Seni konsep System Shock 3
***
Ada beberapa orang di industri game yang memberikannya lebih dari tiga puluh tahun dalam hidup mereka, seperti yang dilakukan Spector - dan biografinya yang menunjukkan mengapa hanya ada sedikit dari mereka. Keempat studio yang terkait dengan karirnya (Origin, Looking Glass, Ion Storm, Junction Point), ditutup - baik di bawahnya, atau beberapa tahun setelah kepergiannya. Spector membuat game yang menjadi ikon dan diakui secara kritis, tetapi tidak pernah mencapai kesuksesan komersial yang signifikan. Jalannya, dengan segala keunikannya, adalah simbol ketidakstabilan yang terus-menerus harus dihadapi oleh pengembang video game (terlepas dari kenyataan bahwa ia masih beruntung: tidak perlu pindah dari kota ke kota ke majikan baru, seperti yang sering terjadi. kasus dalam pengembangan game).

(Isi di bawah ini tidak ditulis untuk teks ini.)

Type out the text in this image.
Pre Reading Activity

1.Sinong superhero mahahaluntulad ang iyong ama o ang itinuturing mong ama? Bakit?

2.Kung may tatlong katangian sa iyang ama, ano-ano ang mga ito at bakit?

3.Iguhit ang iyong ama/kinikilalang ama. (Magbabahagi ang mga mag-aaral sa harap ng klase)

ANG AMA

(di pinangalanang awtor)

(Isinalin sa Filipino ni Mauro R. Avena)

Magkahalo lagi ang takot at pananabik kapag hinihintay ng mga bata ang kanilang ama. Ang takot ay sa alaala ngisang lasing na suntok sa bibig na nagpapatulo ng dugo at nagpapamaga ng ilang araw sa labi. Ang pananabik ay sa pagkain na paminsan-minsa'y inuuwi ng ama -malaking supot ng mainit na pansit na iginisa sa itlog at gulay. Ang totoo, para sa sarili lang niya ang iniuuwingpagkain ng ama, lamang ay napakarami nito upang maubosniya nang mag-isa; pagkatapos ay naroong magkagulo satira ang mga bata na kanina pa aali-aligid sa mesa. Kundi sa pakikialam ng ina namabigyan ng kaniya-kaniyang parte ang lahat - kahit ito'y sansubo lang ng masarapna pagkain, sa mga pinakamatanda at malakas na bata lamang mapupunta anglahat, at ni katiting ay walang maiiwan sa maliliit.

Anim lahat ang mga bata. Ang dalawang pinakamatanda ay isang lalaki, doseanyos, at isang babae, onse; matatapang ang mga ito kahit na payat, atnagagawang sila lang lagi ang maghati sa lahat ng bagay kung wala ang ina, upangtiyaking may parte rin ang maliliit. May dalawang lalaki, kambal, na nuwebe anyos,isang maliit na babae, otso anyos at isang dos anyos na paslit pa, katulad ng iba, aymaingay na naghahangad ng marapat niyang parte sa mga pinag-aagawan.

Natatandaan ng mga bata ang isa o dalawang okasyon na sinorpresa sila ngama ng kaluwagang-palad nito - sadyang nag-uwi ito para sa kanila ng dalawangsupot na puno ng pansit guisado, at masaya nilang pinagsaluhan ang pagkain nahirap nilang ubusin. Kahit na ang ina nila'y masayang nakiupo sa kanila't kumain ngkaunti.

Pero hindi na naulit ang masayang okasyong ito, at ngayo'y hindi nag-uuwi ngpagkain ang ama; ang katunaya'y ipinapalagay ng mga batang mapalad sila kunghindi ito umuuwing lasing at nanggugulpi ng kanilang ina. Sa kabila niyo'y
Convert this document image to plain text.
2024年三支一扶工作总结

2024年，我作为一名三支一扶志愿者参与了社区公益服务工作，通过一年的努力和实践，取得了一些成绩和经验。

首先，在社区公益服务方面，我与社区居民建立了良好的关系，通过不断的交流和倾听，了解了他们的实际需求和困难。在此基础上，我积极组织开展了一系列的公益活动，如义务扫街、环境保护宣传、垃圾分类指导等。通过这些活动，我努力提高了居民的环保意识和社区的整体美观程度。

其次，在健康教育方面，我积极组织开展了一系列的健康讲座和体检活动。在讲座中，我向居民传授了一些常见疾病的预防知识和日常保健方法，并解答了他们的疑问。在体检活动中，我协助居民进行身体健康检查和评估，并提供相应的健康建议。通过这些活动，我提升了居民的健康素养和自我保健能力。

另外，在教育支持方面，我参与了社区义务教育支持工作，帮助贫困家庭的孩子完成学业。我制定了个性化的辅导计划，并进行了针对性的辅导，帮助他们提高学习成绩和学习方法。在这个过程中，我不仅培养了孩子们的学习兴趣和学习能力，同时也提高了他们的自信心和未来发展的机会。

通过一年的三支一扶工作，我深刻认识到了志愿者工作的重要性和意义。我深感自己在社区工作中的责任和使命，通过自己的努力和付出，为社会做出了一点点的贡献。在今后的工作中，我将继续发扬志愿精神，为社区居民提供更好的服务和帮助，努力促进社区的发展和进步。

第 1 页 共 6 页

Dengan permainannya, Spector menginspirasi ribuan pengembang dan memiliki dampak besar pada seluruh industri, tetapi ini tidak membantu proyek dan studionya sendiri bertahan. Setidaknya untuk sekarang…
Server cloud dari Macleod cepat dan aman.
Daftar menggunakan tautan di atas atau dengan mengklik spanduk dan dapatkan diskon 10% untuk bulan pertama menyewa server dengan konfigurasi apa pun!